Unlike many Old World countries that are restricted by laws that dictate the types of grapes they're allowed to grow and the wines they can produce from them, here in New Zealand we aren't tied to such rules, meaning we can have a crack at planting pretty much any variety we like in order to make new and interesting wines.
It wasn't long ago that I was geeking out over the first local versions of arneis, gruner veltliner, albarino, dolcetto, St Laurent and sauvignon gris. I thought marzemino was about as exotic as it got, until this week I took possession of a shiny new marsanne and a perfect little petit manseng.
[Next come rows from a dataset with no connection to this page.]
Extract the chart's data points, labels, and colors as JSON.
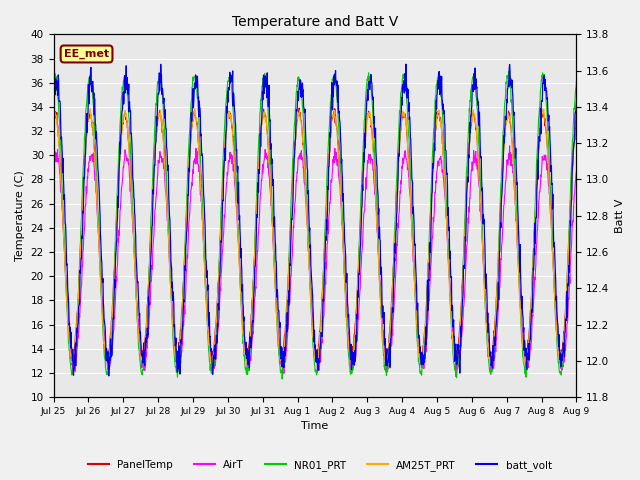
{
  "title": "Temperature and Batt V",
  "xlabel": "Time",
  "ylabel_left": "Temperature (C)",
  "ylabel_right": "Batt V",
  "ylim_left": [
    10,
    40
  ],
  "ylim_right": [
    11.8,
    13.8
  ],
  "bg_color": "#e8e8e8",
  "legend_label": "EE_met",
  "legend_box_color": "#ffff99",
  "legend_box_edge": "#800000",
  "x_ticks": [
    "Jul 25",
    "Jul 26",
    "Jul 27",
    "Jul 28",
    "Jul 29",
    "Jul 30",
    "Jul 31",
    "Aug 1",
    "Aug 2",
    "Aug 3",
    "Aug 4",
    "Aug 5",
    "Aug 6",
    "Aug 7",
    "Aug 8",
    "Aug 9"
  ],
  "series_colors": {
    "PanelTemp": "#dd0000",
    "AirT": "#ff00ff",
    "NR01_PRT": "#00cc00",
    "AM25T_PRT": "#ffaa00",
    "batt_volt": "#0000ee"
  },
  "n_days": 15,
  "pts_per_day": 96
}
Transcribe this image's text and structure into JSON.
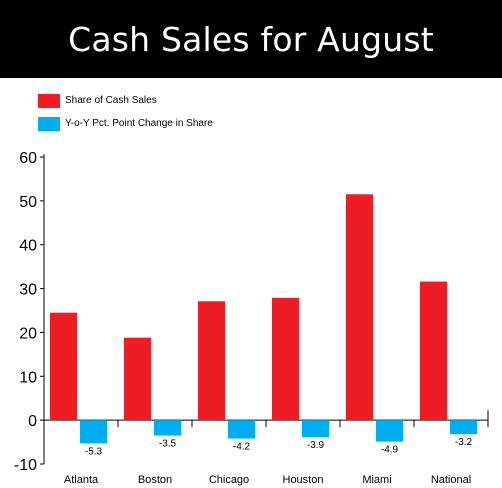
{
  "chart_data": {
    "type": "bar",
    "title": "Cash Sales for August",
    "categories": [
      "Atlanta",
      "Boston",
      "Chicago",
      "Houston",
      "Miami",
      "National"
    ],
    "series": [
      {
        "name": "Share of Cash Sales",
        "color": "#ee1c25",
        "values": [
          24.5,
          18.8,
          27.1,
          27.9,
          51.5,
          31.6
        ]
      },
      {
        "name": "Y-o-Y Pct. Point Change in Share",
        "color": "#00aeef",
        "values": [
          -5.3,
          -3.5,
          -4.2,
          -3.9,
          -4.9,
          -3.2
        ],
        "labels": [
          "-5.3",
          "-3.5",
          "-4.2",
          "-3.9",
          "-4.9",
          "-3.2"
        ]
      }
    ],
    "ylim": [
      -10,
      60
    ],
    "yticks": [
      "60",
      "50",
      "40",
      "30",
      "20",
      "10",
      "0",
      "-10"
    ],
    "ytick_values": [
      60,
      50,
      40,
      30,
      20,
      10,
      0,
      -10
    ],
    "legend_position": "top-left",
    "grid": false
  }
}
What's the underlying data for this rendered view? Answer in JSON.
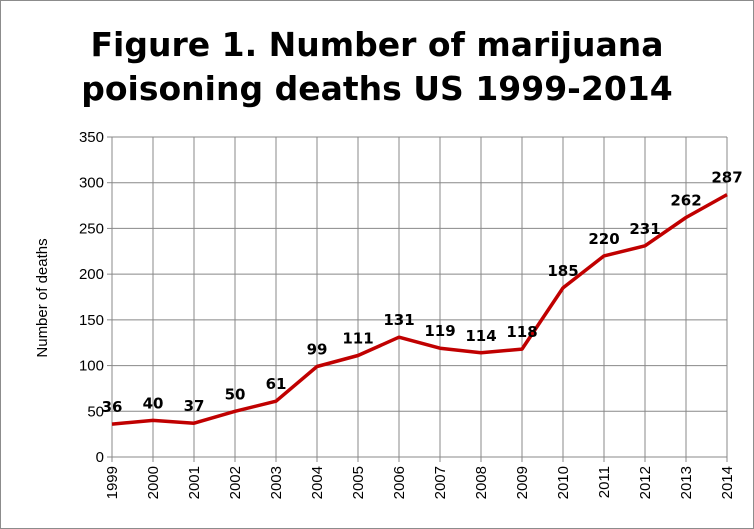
{
  "chart_data": {
    "type": "line",
    "title_line1": "Figure 1. Number of marijuana",
    "title_line2": "poisoning deaths US 1999-2014",
    "xlabel": "",
    "ylabel": "Number of deaths",
    "x": [
      "1999",
      "2000",
      "2001",
      "2002",
      "2003",
      "2004",
      "2005",
      "2006",
      "2007",
      "2008",
      "2009",
      "2010",
      "2011",
      "2012",
      "2013",
      "2014"
    ],
    "series": [
      {
        "values": [
          36,
          40,
          37,
          50,
          61,
          99,
          111,
          131,
          119,
          114,
          118,
          185,
          220,
          231,
          262,
          287
        ]
      }
    ],
    "data_labels": [
      "36",
      "40",
      "37",
      "50",
      "61",
      "99",
      "111",
      "131",
      "119",
      "114",
      "118",
      "185",
      "220",
      "231",
      "262",
      "287"
    ],
    "ylim": [
      0,
      350
    ],
    "yticks": [
      "0",
      "50",
      "100",
      "150",
      "200",
      "250",
      "300",
      "350"
    ],
    "ytick_values": [
      0,
      50,
      100,
      150,
      200,
      250,
      300,
      350
    ],
    "grid": true,
    "legend": "none",
    "colors": {
      "line": "#c00000",
      "grid": "#888888",
      "axis": "#888888"
    }
  }
}
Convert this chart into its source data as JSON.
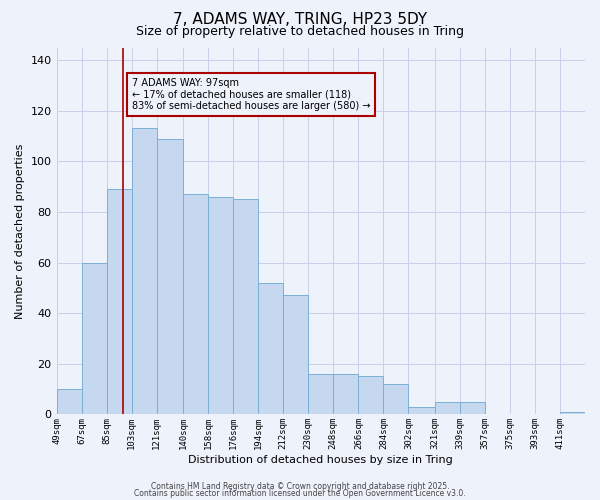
{
  "title": "7, ADAMS WAY, TRING, HP23 5DY",
  "subtitle": "Size of property relative to detached houses in Tring",
  "xlabel": "Distribution of detached houses by size in Tring",
  "ylabel": "Number of detached properties",
  "bar_labels": [
    "49sqm",
    "67sqm",
    "85sqm",
    "103sqm",
    "121sqm",
    "140sqm",
    "158sqm",
    "176sqm",
    "194sqm",
    "212sqm",
    "230sqm",
    "248sqm",
    "266sqm",
    "284sqm",
    "302sqm",
    "321sqm",
    "339sqm",
    "357sqm",
    "375sqm",
    "393sqm",
    "411sqm"
  ],
  "bar_values": [
    10,
    60,
    89,
    113,
    109,
    87,
    86,
    85,
    52,
    47,
    16,
    16,
    15,
    12,
    3,
    5,
    5,
    0,
    0,
    0,
    1
  ],
  "bar_color": "#c5d8f0",
  "bar_edge_color": "#7bafd4",
  "background_color": "#eef2fb",
  "grid_color": "#c8d0e8",
  "annotation_box_text": "7 ADAMS WAY: 97sqm\n← 17% of detached houses are smaller (118)\n83% of semi-detached houses are larger (580) →",
  "annotation_box_color": "#aa0000",
  "vline_x": 97,
  "vline_color": "#aa0000",
  "ylim": [
    0,
    145
  ],
  "yticks": [
    0,
    20,
    40,
    60,
    80,
    100,
    120,
    140
  ],
  "footer1": "Contains HM Land Registry data © Crown copyright and database right 2025.",
  "footer2": "Contains public sector information licensed under the Open Government Licence v3.0.",
  "bin_edges": [
    49,
    67,
    85,
    103,
    121,
    140,
    158,
    176,
    194,
    212,
    230,
    248,
    266,
    284,
    302,
    321,
    339,
    357,
    375,
    393,
    411,
    429
  ]
}
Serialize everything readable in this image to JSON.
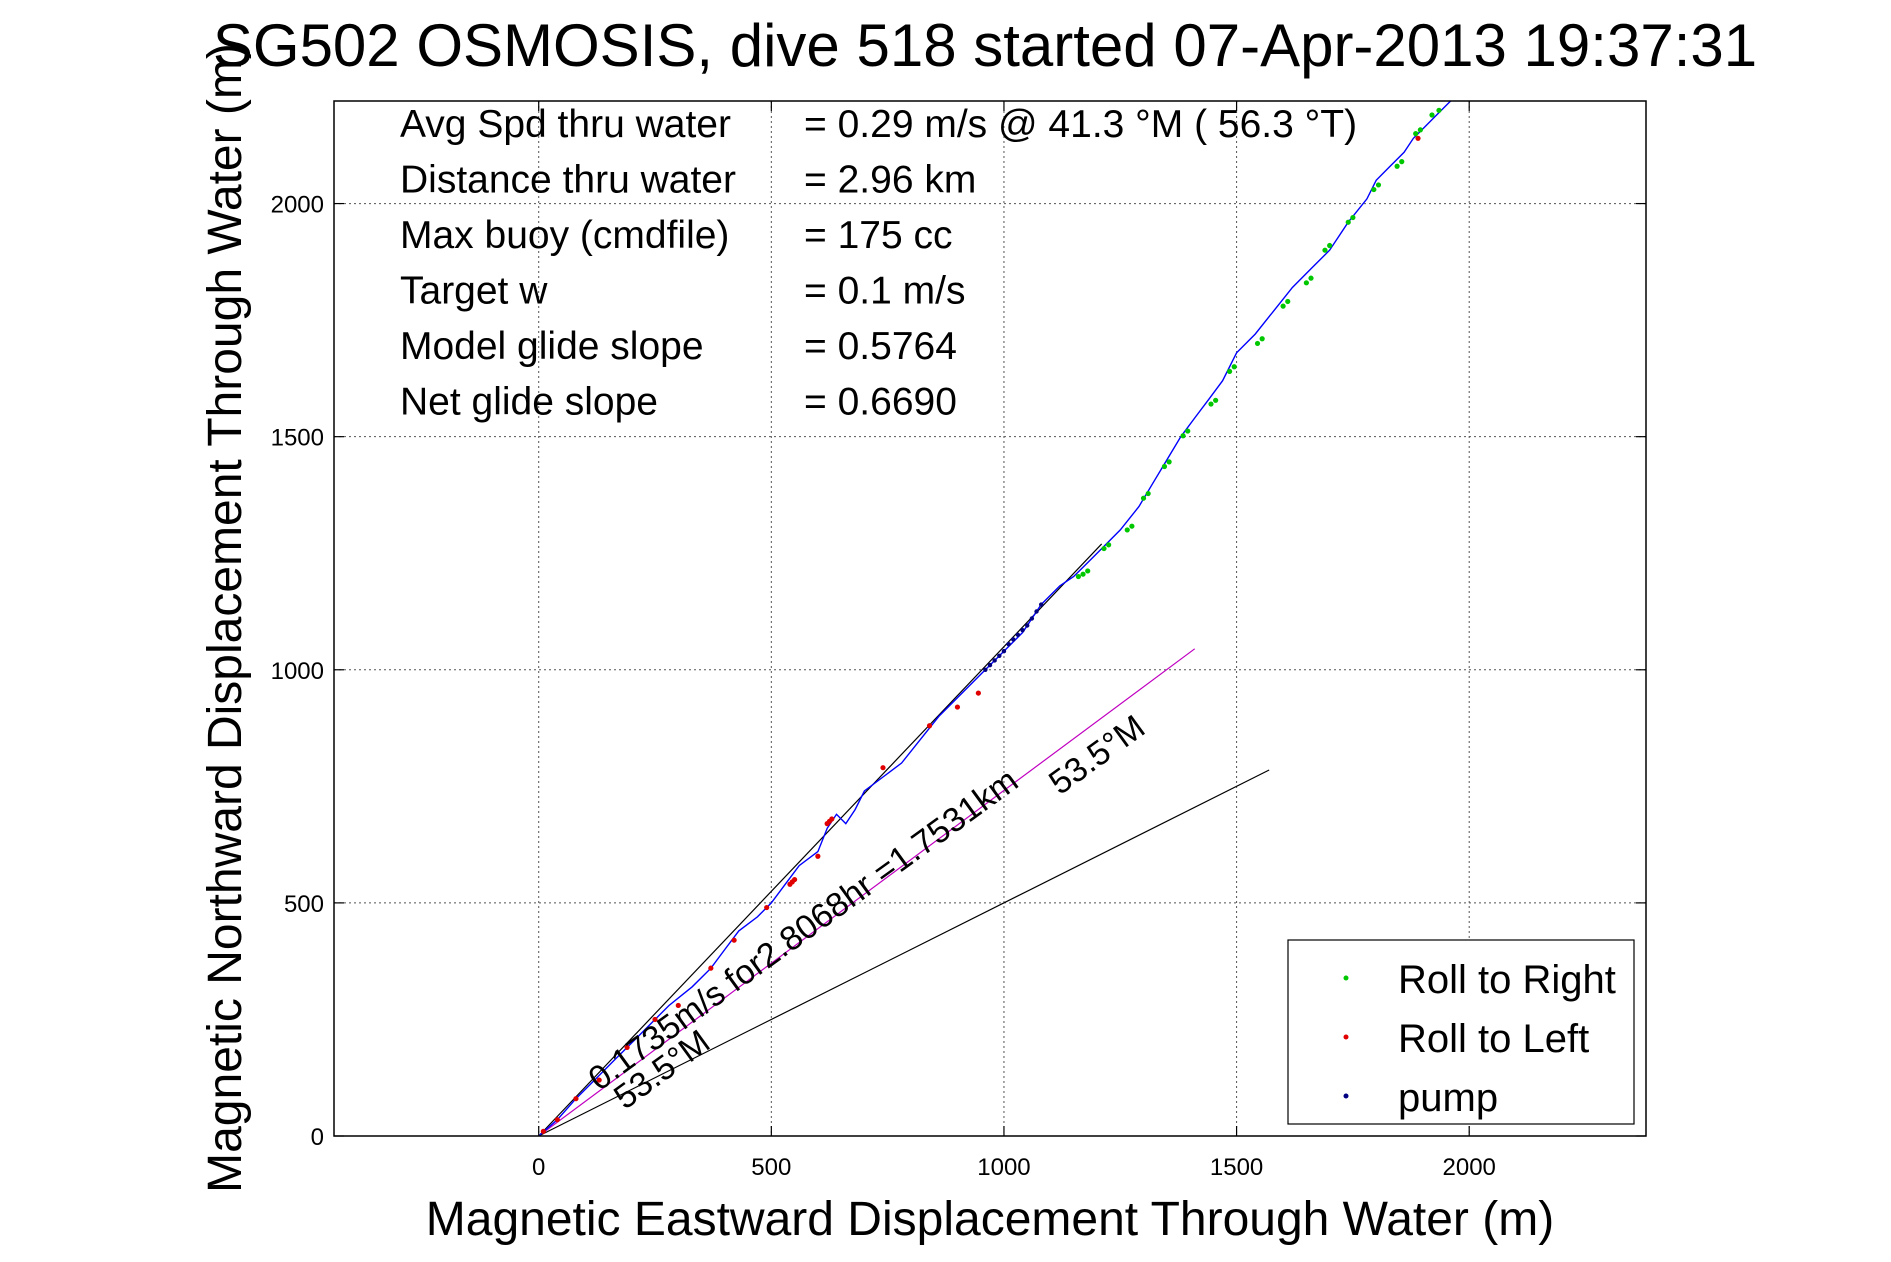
{
  "chart_data": {
    "type": "line",
    "title": "SG502 OSMOSIS, dive 518 started 07-Apr-2013 19:37:31",
    "xlabel": "Magnetic Eastward Displacement Through Water (m)",
    "ylabel": "Magnetic Northward Displacement Through Water (m)",
    "xlim": [
      -440,
      2380
    ],
    "ylim": [
      0,
      2220
    ],
    "xticks": [
      0,
      500,
      1000,
      1500,
      2000
    ],
    "yticks": [
      0,
      500,
      1000,
      1500,
      2000
    ],
    "grid": true,
    "stats": [
      {
        "label": "Avg Spd thru water",
        "value": "=  0.29 m/s @  41.3 °M ( 56.3 °T)"
      },
      {
        "label": "Distance thru water",
        "value": "=  2.96 km"
      },
      {
        "label": "Max buoy (cmdfile)",
        "value": "= 175 cc"
      },
      {
        "label": "Target w",
        "value": "= 0.1 m/s"
      },
      {
        "label": "Model glide slope",
        "value": "= 0.5764"
      },
      {
        "label": "Net glide slope",
        "value": "= 0.6690"
      }
    ],
    "track": {
      "color": "#0000ff",
      "x": [
        0,
        40,
        80,
        120,
        160,
        200,
        240,
        280,
        330,
        370,
        400,
        430,
        470,
        500,
        530,
        560,
        600,
        620,
        640,
        660,
        680,
        700,
        740,
        780,
        820,
        860,
        900,
        950,
        1000,
        1040,
        1080,
        1120,
        1150,
        1180,
        1210,
        1250,
        1290,
        1320,
        1350,
        1380,
        1410,
        1440,
        1470,
        1500,
        1540,
        1580,
        1620,
        1660,
        1700,
        1740,
        1780,
        1800,
        1830,
        1860,
        1880,
        1900,
        1930,
        1960
      ],
      "y": [
        0,
        35,
        80,
        120,
        160,
        200,
        240,
        280,
        320,
        360,
        400,
        440,
        470,
        500,
        540,
        580,
        610,
        660,
        690,
        670,
        700,
        740,
        770,
        800,
        850,
        900,
        940,
        990,
        1040,
        1080,
        1140,
        1180,
        1200,
        1230,
        1260,
        1300,
        1350,
        1400,
        1450,
        1500,
        1540,
        1580,
        1620,
        1680,
        1720,
        1770,
        1820,
        1860,
        1900,
        1960,
        2010,
        2050,
        2080,
        2110,
        2140,
        2160,
        2190,
        2220
      ]
    },
    "roll_right": {
      "color": "#00c800",
      "x": [
        1160,
        1170,
        1180,
        1215,
        1225,
        1265,
        1275,
        1300,
        1310,
        1345,
        1355,
        1385,
        1395,
        1445,
        1455,
        1485,
        1495,
        1545,
        1555,
        1600,
        1610,
        1650,
        1660,
        1690,
        1700,
        1740,
        1750,
        1795,
        1805,
        1845,
        1855,
        1885,
        1895,
        1920,
        1935
      ],
      "y": [
        1200,
        1205,
        1212,
        1260,
        1268,
        1300,
        1308,
        1368,
        1378,
        1436,
        1446,
        1502,
        1512,
        1570,
        1578,
        1640,
        1650,
        1700,
        1710,
        1780,
        1790,
        1830,
        1840,
        1900,
        1910,
        1960,
        1970,
        2030,
        2040,
        2080,
        2090,
        2150,
        2158,
        2190,
        2200
      ]
    },
    "roll_left": {
      "color": "#e00000",
      "x": [
        10,
        40,
        80,
        130,
        190,
        250,
        300,
        370,
        420,
        490,
        540,
        545,
        550,
        600,
        620,
        625,
        630,
        740,
        840,
        900,
        945,
        1890
      ],
      "y": [
        10,
        35,
        80,
        120,
        190,
        250,
        280,
        360,
        420,
        490,
        540,
        545,
        550,
        600,
        670,
        675,
        680,
        790,
        880,
        920,
        950,
        2140
      ]
    },
    "pump": {
      "color": "#000080",
      "x": [
        960,
        970,
        980,
        990,
        1000,
        1010,
        1020,
        1030,
        1040,
        1050,
        1060,
        1070,
        1080
      ],
      "y": [
        1000,
        1010,
        1020,
        1030,
        1040,
        1055,
        1065,
        1075,
        1085,
        1095,
        1110,
        1125,
        1140
      ]
    },
    "ref_lines": [
      {
        "x": [
          0,
          1210
        ],
        "y": [
          0,
          1270
        ],
        "color": "#000000"
      },
      {
        "x": [
          0,
          1410
        ],
        "y": [
          0,
          1045
        ],
        "color": "#c000c0"
      },
      {
        "x": [
          0,
          1570
        ],
        "y": [
          0,
          785
        ],
        "color": "#000000"
      }
    ],
    "annotations": [
      {
        "text": "0.1735m/s for2.8068hr =1.7531km",
        "x": 130,
        "y": 95,
        "angle": -36
      },
      {
        "text": "53.5°M",
        "x": 1120,
        "y": 730,
        "angle": -36
      },
      {
        "text": "53.5°M",
        "x": 185,
        "y": 55,
        "angle": -36
      }
    ],
    "legend": {
      "position": "bottom-right",
      "entries": [
        {
          "label": "Roll to Right",
          "color": "#00c800"
        },
        {
          "label": "Roll to Left",
          "color": "#e00000"
        },
        {
          "label": "pump",
          "color": "#000080"
        }
      ]
    }
  }
}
It was on June 25, 2012 that I tasted my first petit manseng. It was a sweet, tangy tank sample produced from a little half-hectare plot up on Sam Weaver's "shin" vineyard at Churton, in Marlborough's Waihopai Valley. Eleven of Sam's vineyard blocks are named after cuts of meat, in homage I suppose to his cattle, which provide the manure for his biodynamic preparations. It also helps that on paper the vineyard looks remarkably like a side of beef. Exactly 15 months later, the finished wine arrived on my doorstep. Hailing from Jurancon in the southwest of France, it's a grape, Weaver says, that produces wine with a sense of mystery. "Without mystery, wine is an industrial product," he says. "Petit manseng has a mysterious quality that's difficult to put your finger on, yet it produces wine with assertive character, wonderful drive and length of flavour but also accessible fruitiness."
Apparently it's pronounced "petee man-sang", according to Sam's wife Mandy, who's already nicknamed it "the little man who sang".
Sam reckons it'll never be a mass-produced variety because it yields only about 50 per cent juice, compared to a grape like sauvignon blanc, which can yield more than 80 per cent. It's early flowering, vigorous and very late ripening. It's sensitive to powdery mildew but very resistant to botrytis.